Passo a relatar três experiências que marcou o Grupo profundamente, dando-nos a certeza das máximas propostas por Rosa e Tolstoi. A primeira ocorreu dentro de um acampamento do Movimento dos Trabalhadores Sem Teto (MTST), na cidade de Sumaré. Ansiávamos por esse momento, pois entendíamos que o espetáculo refletia a luta desses cidadãos, ainda que tratasse de lutas antigas o tema continuava atual. Foi emocionante. Uma plateia de mais de quinhentas pessoas reconhecendo-se nas histórias ali narradas. Após o espetáculo, no debate, muitos relataram sobre como suas lutas estavam refletidas nas propostas apresentadas, outros empolgados em criar um grupo teatral para falar de suas angústias, ao que apoiamos e nos colocamos a disposição para auxiliar, até porque um teatro comprometido deve ser uma ferramenta do contra discurso da mídia hegemônica. Assim, com essa arte será possível reforçar a luta daquele acampamento e de todo o movimento.
Outra experiência se deu na cidade de Porto Ferreira. Após a apresentação uma senhora, já com cabelos brancos, acabara de sair da missa, foi pega pelo espetáculo e fez questão de conversar com cada um dos atores, explicando que sua história estava refletida naquele trabalho. Havia sido expulsa de alguns lugares que ocupara com os movimentos sociais da região, sempre duramente reprimida e até aquele momento ainda não tinha sua casa. Relatava que estava feliz porque nós estávamos tendo voz para contar aquelas histórias, pois ela e muitos companheiros seus não tiveram oportunidade de falar. Era nosso dever, continuar.
Quando começamos o nosso processo percebemos que seria uma mudança radical em nosso trabalho, tudo que havíamos criado anteriormente, ainda que fosse um teatro crítico, não cumpria o mesmo que se anunciava.
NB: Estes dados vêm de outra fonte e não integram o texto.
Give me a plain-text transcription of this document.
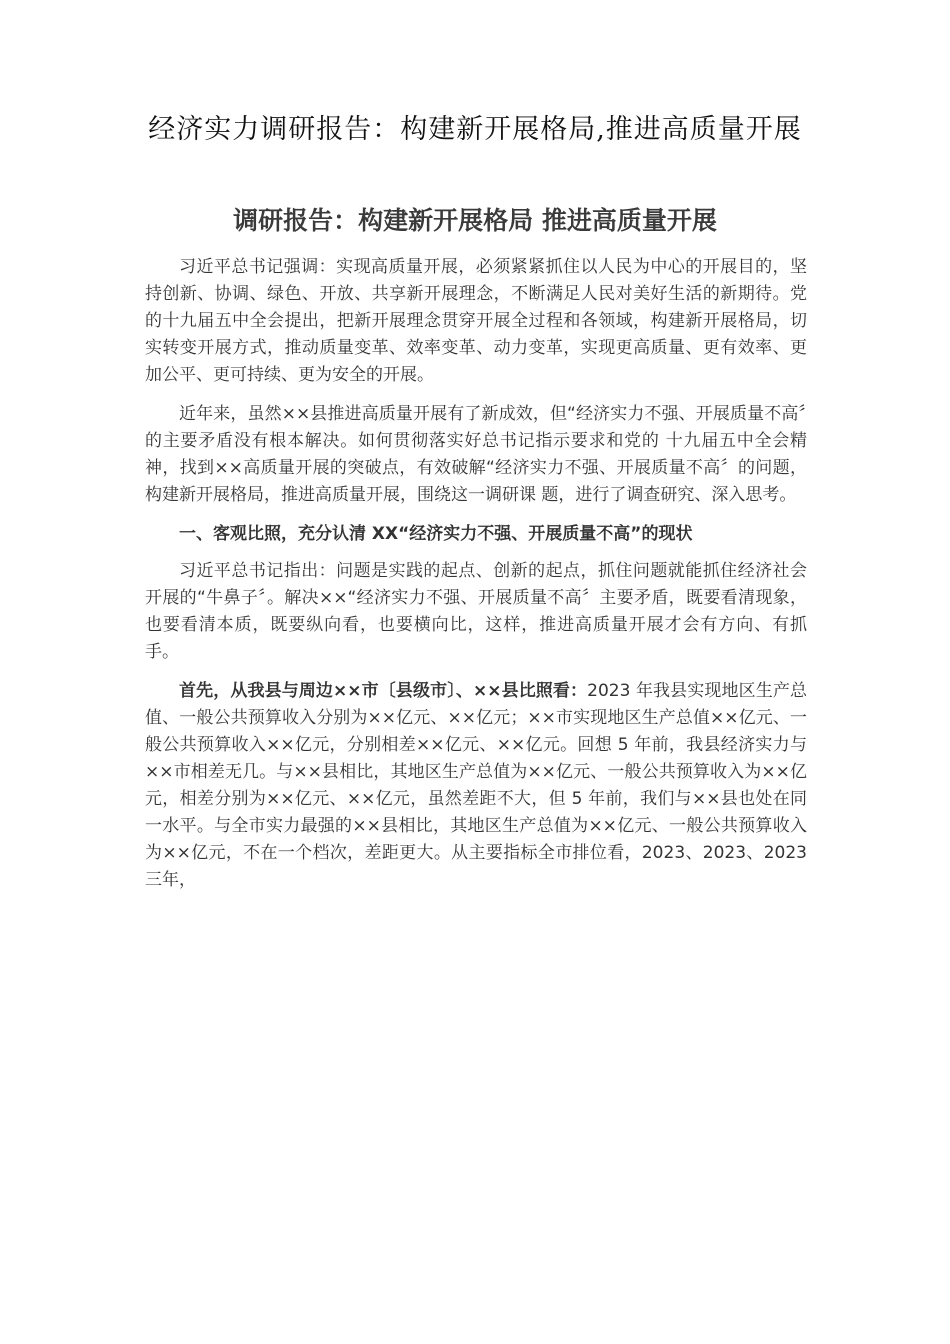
经济实力调研报告：构建新开展格局,推进高质量开展
调研报告：构建新开展格局 推进高质量开展

习近平总书记强调：实现高质量开展，必须紧紧抓住以人民为中心的开展目的，坚持创新、协调、绿色、开放、共享新开展理念，不断满足人民对美好生活的新期待。党的十九届五中全会提出，把新开展理念贯穿开展全过程和各领域，构建新开展格局，切实转变开展方式，推动质量变革、效率变革、动力变革，实现更高质量、更有效率、更加公平、更可持续、更为安全的开展。

近年来，虽然××县推进高质量开展有了新成效，但“经济实力不强、开展质量不高〞的主要矛盾没有根本解决。如何贯彻落实好总书记指示要求和党的 十九届五中全会精神，找到××高质量开展的突破点，有效破解“经济实力不强、开展质量不高〞的问题，构建新开展格局，推进高质量开展，围绕这一调研课 题，进行了调查研究、深入思考。

一、客观比照，充分认清 XX“经济实力不强、开展质量不高”的现状

习近平总书记指出：问题是实践的起点、创新的起点，抓住问题就能抓住经济社会开展的“牛鼻子〞。解决××“经济实力不强、开展质量不高〞主要矛盾，既要看清现象，也要看清本质，既要纵向看，也要横向比，这样，推进高质量开展才会有方向、有抓手。

首先，从我县与周边××市〔县级市〕、××县比照看：2023 年我县实现地区生产总值、一般公共预算收入分别为××亿元、××亿元；××市实现地区生产总值××亿元、一般公共预算收入××亿元，分别相差××亿元、××亿元。回想 5 年前，我县经济实力与××市相差无几。与××县相比，其地区生产总值为××亿元、一般公共预算收入为××亿元，相差分别为××亿元、××亿元，虽然差距不大，但 5 年前，我们与××县也处在同一水平。与全市实力最强的××县相比，其地区生产总值为××亿元、一般公共预算收入为××亿元，不在一个档次，差距更大。从主要指标全市排位看，2023、2023、2023 三年，
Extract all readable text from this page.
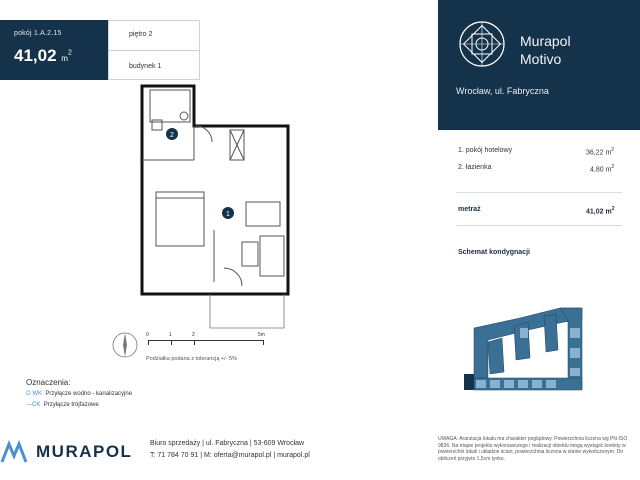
pokój 1.A.2.15
41,02 $m^2$
piętro 2
budynek 1
Murapol
Motivo
Wrocław, ul. Fabryczna
1. pokój hotelowy	36,22 $m^2$
2. łazienka	4,80 $m^2$
metraż	41,02 $m^2$
Schemat kondygnacji
2
1
0	1	2	5m
Podziałka podana z tolerancją +/- 5%
Oznaczenia:
O WK Przyłącze wodno - kanalizacyjne
—CK Przyłącze trójfazowe
MURAPOL	Biuro sprzedaży | ul. Fabryczna | 53-609 Wrocław
T: 71 784 70 91 | M: oferta@murapol.pl | murapol.pl
UWAGA: Aranżacja lokalu ma charakter poglądowy. Powierzchnia liczona wg PN-ISO 9836. Na etapie projektu wykonawczego i realizacji obiektu mogą wystąpić korekty w powierzchni lokali i układzie ścian, powierzchnia liczona w stanie wykończonym. Do obliczeń przyjęto 1,5cm tynku.
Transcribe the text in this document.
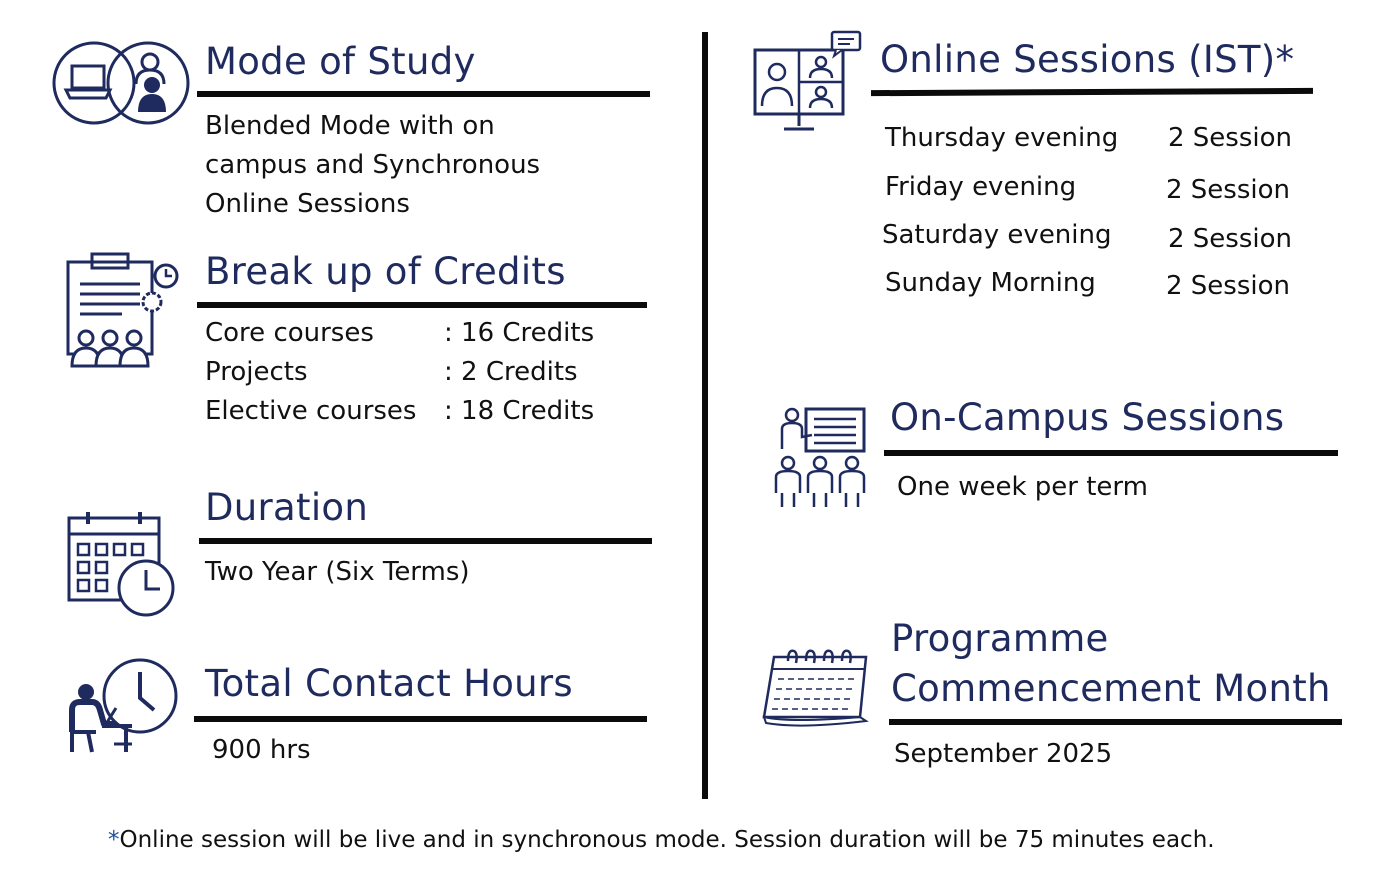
Mode of Study
Blended Mode with on
campus and Synchronous
Online Sessions
Break up of Credits
Core courses	: 16 Credits
Projects	: 2 Credits
Elective courses : 18 Credits
Duration
Two Year (Six Terms)
Total Contact Hours
900 hrs
Online Sessions (IST)*
Thursday evening 2 Session
Friday evening	2 Session
Saturday evening 2 Session
Sunday Morning	2 Session
On-Campus Sessions
One week per term
Programme
Commencement Month
September 2025
*Online session will be live and in synchronous mode. Session duration will be 75 minutes each.
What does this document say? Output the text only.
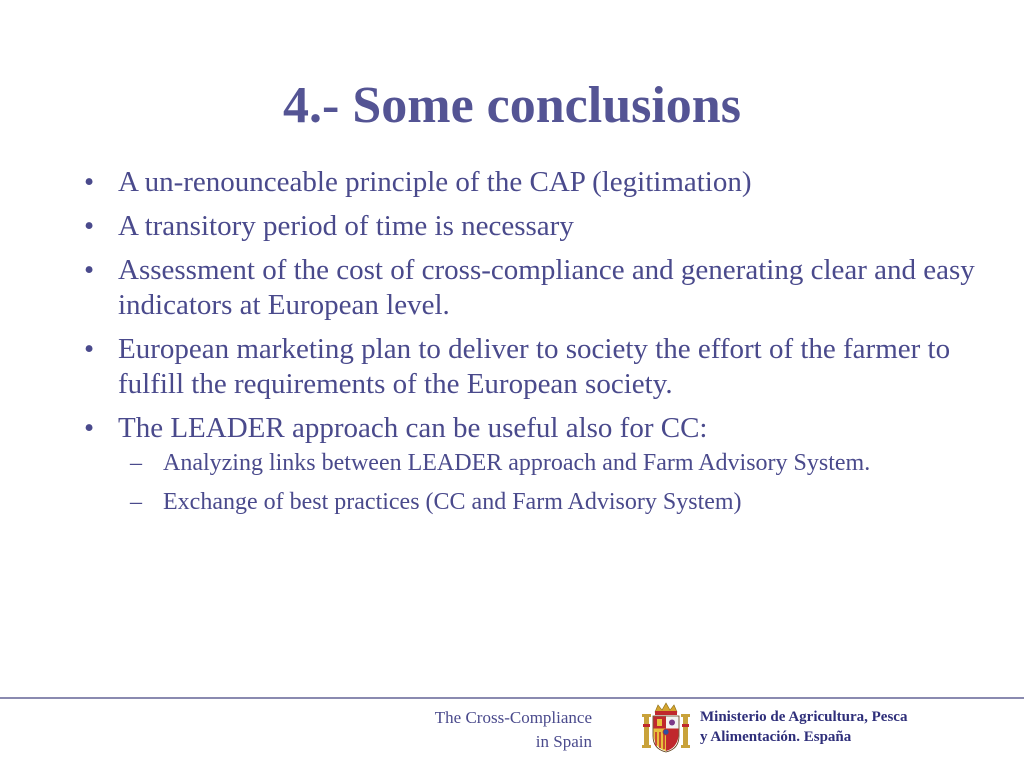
4.- Some conclusions
• A un-renounceable principle of the CAP (legitimation)
• A transitory period of time is necessary
• Assessment of the cost of cross-compliance and generating clear and easy indicators at European level.
• European marketing plan to deliver to society the effort of the farmer to fulfill the requirements of the European society.
• The LEADER approach can be useful also for CC:
– Analyzing links between LEADER approach and Farm Advisory System.
– Exchange of best practices (CC and Farm Advisory System)
The Cross-Compliance
in Spain
Ministerio de Agricultura, Pesca
y Alimentación. España
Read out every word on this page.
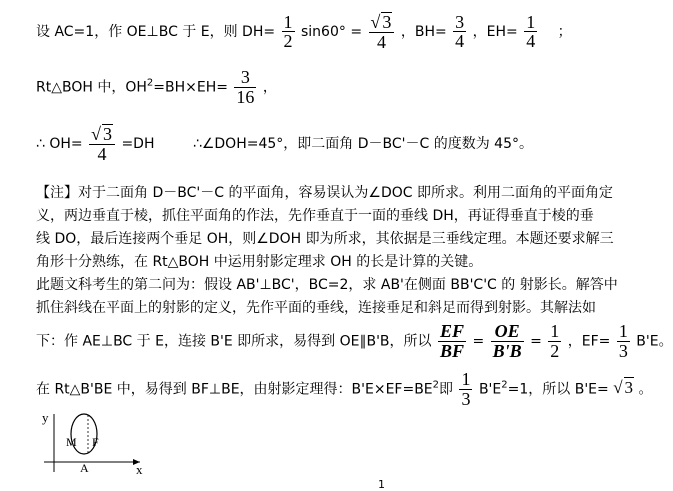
设 AC=1，作 OE⊥BC 于 E，则 $DH= \frac{1}{2} \sin 60^\circ = \frac{√ 3}{4}$ ，$BH= \frac{3}{4}$ ，$EH= \frac{1}{4}$ ；
Rt△BOH 中，$OH^2=BH\times EH= \frac{3}{16}$ ，
∴ $OH= \frac{√ 3}{4} =DH$	∴∠DOH=45°，即二面角 D－BC'－C 的度数为 45°。
【注】对于二面角 D－BC'－C 的平面角，容易误认为∠DOC 即所求。利用二面角的平面角定
义，两边垂直于棱，抓住平面角的作法，先作垂直于一面的垂线 DH，再证得垂直于棱的垂
线 DO，最后连接两个垂足 OH，则∠DOH 即为所求，其依据是三垂线定理。本题还要求解三
角形十分熟练，在 Rt△BOH 中运用射影定理求 OH 的长是计算的关键。
此题文科考生的第二问为：假设 AB'⊥BC'，BC=2，求 AB'在侧面 BB'C'C 的 射影长。解答中
抓住斜线在平面上的射影的定义，先作平面的垂线，连接垂足和斜足而得到射影。其解法如
下：作 AE⊥BC 于 E，连接 B'E 即所求，易得到 OE∥B'B，所以 $\frac{EF}{BF} = \frac{OE}{B'B} = \frac{1}{2}$ ，$EF= \frac{1}{3} B'E$。
在 Rt△B'BE 中，易得到 BF⊥BE，由射影定理得：$B'E\times EF=BE^2$即 $\frac{1}{3} B'E^2=1$，所以 B'E= √ 3 。
y
x
M F
A
1
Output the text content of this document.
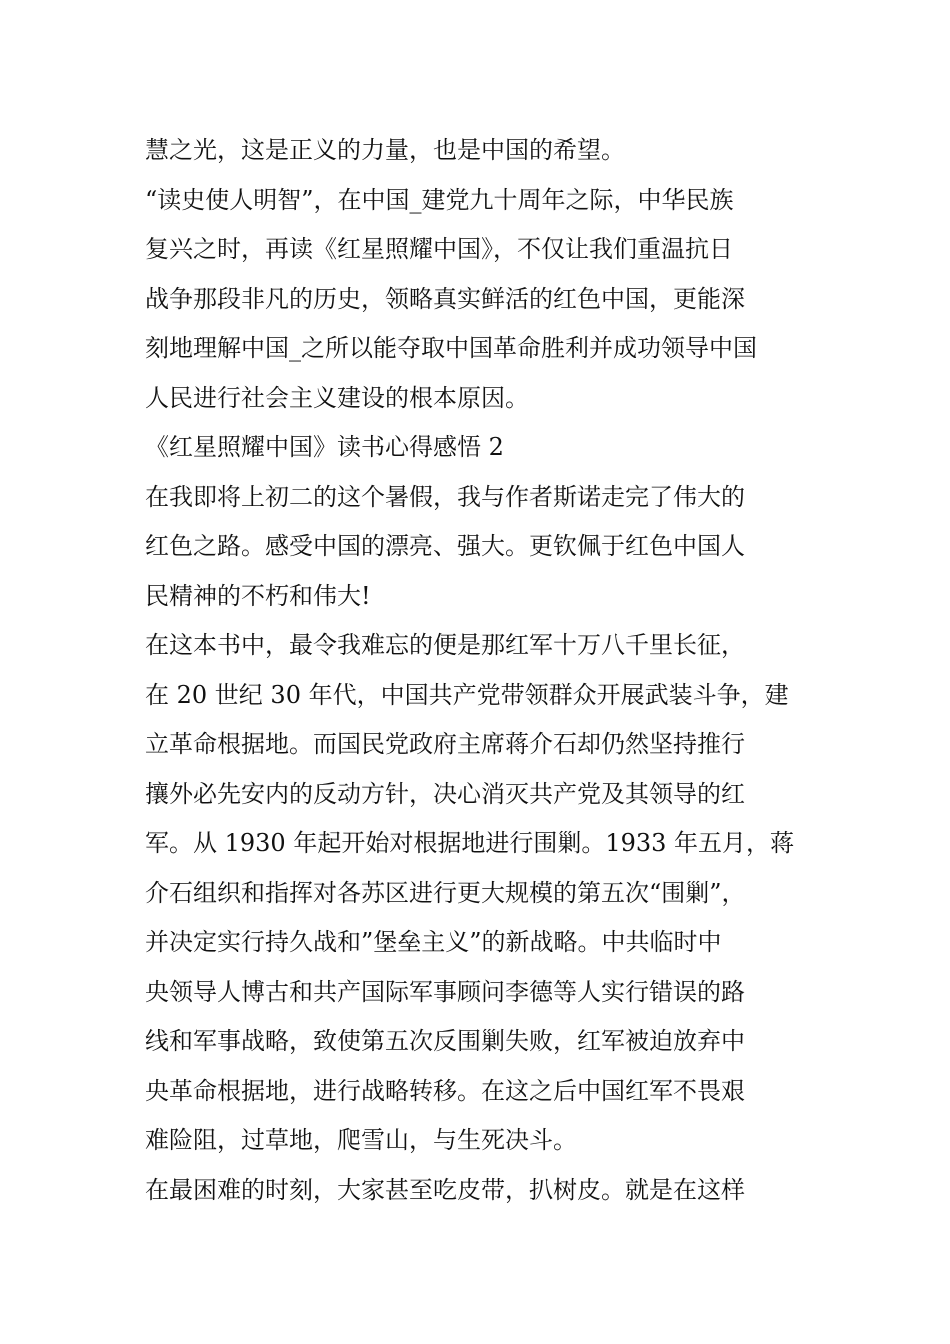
慧之光，这是正义的力量，也是中国的希望。
“读史使人明智”，在中国_建党九十周年之际，中华民族
复兴之时，再读《红星照耀中国》，不仅让我们重温抗日
战争那段非凡的历史，领略真实鲜活的红色中国，更能深
刻地理解中国_之所以能夺取中国革命胜利并成功领导中国
人民进行社会主义建设的根本原因。
《红星照耀中国》读书心得感悟 2
在我即将上初二的这个暑假，我与作者斯诺走完了伟大的
红色之路。感受中国的漂亮、强大。更钦佩于红色中国人
民精神的不朽和伟大!
在这本书中，最令我难忘的便是那红军十万八千里长征，
在 20 世纪 30 年代，中国共产党带领群众开展武装斗争，建
立革命根据地。而国民党政府主席蒋介石却仍然坚持推行
攘外必先安内的反动方针，决心消灭共产党及其领导的红
军。从 1930 年起开始对根据地进行围剿。1933 年五月，蒋
介石组织和指挥对各苏区进行更大规模的第五次“围剿”，
并决定实行持久战和”堡垒主义”的新战略。中共临时中
央领导人博古和共产国际军事顾问李德等人实行错误的路
线和军事战略，致使第五次反围剿失败，红军被迫放弃中
央革命根据地，进行战略转移。在这之后中国红军不畏艰
难险阻，过草地，爬雪山，与生死决斗。
在最困难的时刻，大家甚至吃皮带，扒树皮。就是在这样
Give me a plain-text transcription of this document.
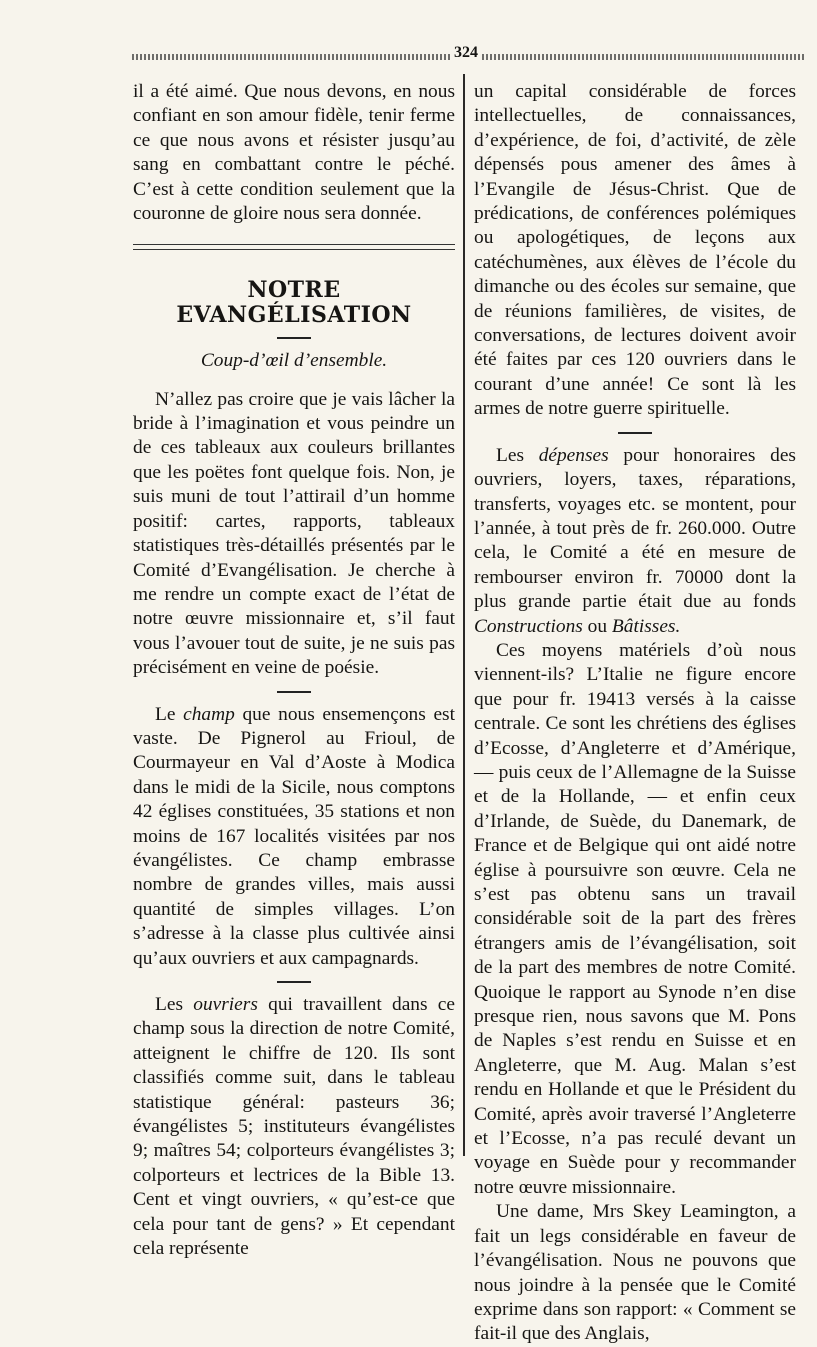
324

il a été aimé. Que nous devons, en nous confiant en son amour fidèle, tenir ferme ce que nous avons et résister jusqu’au sang en combattant contre le péché. C’est à cette condition seulement que la couronne de gloire nous sera donnée.

NOTRE EVANGÉLISATION
Coup-d’œil d’ensemble.

N’allez pas croire que je vais lâcher la bride à l’imagination et vous peindre un de ces tableaux aux couleurs brillantes que les poëtes font quelque fois. Non, je suis muni de tout l’attirail d’un homme positif: cartes, rapports, tableaux statistiques très-détaillés présentés par le Comité d’Evangélisation. Je cherche à me rendre un compte exact de l’état de notre œuvre missionnaire et, s’il faut vous l’avouer tout de suite, je ne suis pas précisément en veine de poésie.

Le champ que nous ensemençons est vaste. De Pignerol au Frioul, de Courmayeur en Val d’Aoste à Modica dans le midi de la Sicile, nous comptons 42 églises constituées, 35 stations et non moins de 167 localités visitées par nos évangélistes. Ce champ embrasse nombre de grandes villes, mais aussi quantité de simples villages. L’on s’adresse à la classe plus cultivée ainsi qu’aux ouvriers et aux campagnards.

Les ouvriers qui travaillent dans ce champ sous la direction de notre Comité, atteignent le chiffre de 120. Ils sont classifiés comme suit, dans le tableau statistique général: pasteurs 36; évangélistes 5; instituteurs évangélistes 9; maîtres 54; colporteurs évangélistes 3; colporteurs et lectrices de la Bible 13. Cent et vingt ouvriers, « qu’est-ce que cela pour tant de gens? » Et cependant cela représente

un capital considérable de forces intellectuelles, de connaissances, d’expérience, de foi, d’activité, de zèle dépensés pous amener des âmes à l’Evangile de Jésus-Christ. Que de prédications, de conférences polémiques ou apologétiques, de leçons aux catéchumènes, aux élèves de l’école du dimanche ou des écoles sur semaine, que de réunions familières, de visites, de conversations, de lectures doivent avoir été faites par ces 120 ouvriers dans le courant d’une année! Ce sont là les armes de notre guerre spirituelle.

Les dépenses pour honoraires des ouvriers, loyers, taxes, réparations, transferts, voyages etc. se montent, pour l’année, à tout près de fr. 260.000. Outre cela, le Comité a été en mesure de rembourser environ fr. 70000 dont la plus grande partie était due au fonds Constructions ou Bâtisses.

Ces moyens matériels d’où nous viennent-ils? L’Italie ne figure encore que pour fr. 19413 versés à la caisse centrale. Ce sont les chrétiens des églises d’Ecosse, d’Angleterre et d’Amérique, — puis ceux de l’Allemagne de la Suisse et de la Hollande, — et enfin ceux d’Irlande, de Suède, du Danemark, de France et de Belgique qui ont aidé notre église à poursuivre son œuvre. Cela ne s’est pas obtenu sans un travail considérable soit de la part des frères étrangers amis de l’évangélisation, soit de la part des membres de notre Comité. Quoique le rapport au Synode n’en dise presque rien, nous savons que M. Pons de Naples s’est rendu en Suisse et en Angleterre, que M. Aug. Malan s’est rendu en Hollande et que le Président du Comité, après avoir traversé l’Angleterre et l’Ecosse, n’a pas reculé devant un voyage en Suède pour y recommander notre œuvre missionnaire.

Une dame, Mrs Skey Leamington, a fait un legs considérable en faveur de l’évangélisation. Nous ne pouvons que nous joindre à la pensée que le Comité exprime dans son rapport: « Comment se fait-il que des Anglais,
Trabalhávamos basicamente com o universo farsesco. Política e estética andam juntas, por isso a forma modificou-se, pois forma e conteúdo são inseparáveis. Somos seres sociais e não era mais possível não colocar em cena o nosso universo de maneira mais contundente.
A terceira experiência deu-se dentro do Fórum Social Mundial, na cidade de Canoas-RS, no Encontro da Rede Brasileira de Teatro de Rua da região sul. A programação compunha-se do encontro organizacional e uma mostra teatral. Encerramos a programação. Na plateia, atores do Rio Grande do Sul e de outros estados do Brasil, além do público da cidade de Canoas. Foi uma comoção, no sentido de co-mover, mover-se junto. Ali tivemos certeza de que o sertão está em toda parte e quão importante é falarmos de nossa aldeia. Mas a certeza maior foi de que havíamos dado um passo em nosso trabalho ao qual sempre almejamos: realizar um teatro que cumpra uma função social, que contribua para o enriquecimento crítico daqueles que fazem e daqueles que veem, permitindo entre ambos (atores e público) uma verdadeira troca de experiência, afinal estão todos no mesmo nível e pertencem ao mesmo estrato social: são todos trabalhadores, pessoas do povo. É provável que a obra ainda necessite de ajustes, porém o caminho apontado por ela, não.

Publicado originalmente em a Poética da Rua, caderno 2: 2009/2010, p. 34-5.




[1]Ator do Buraco d`Oráculo e mestrando do Instituto de Artes da UNESP.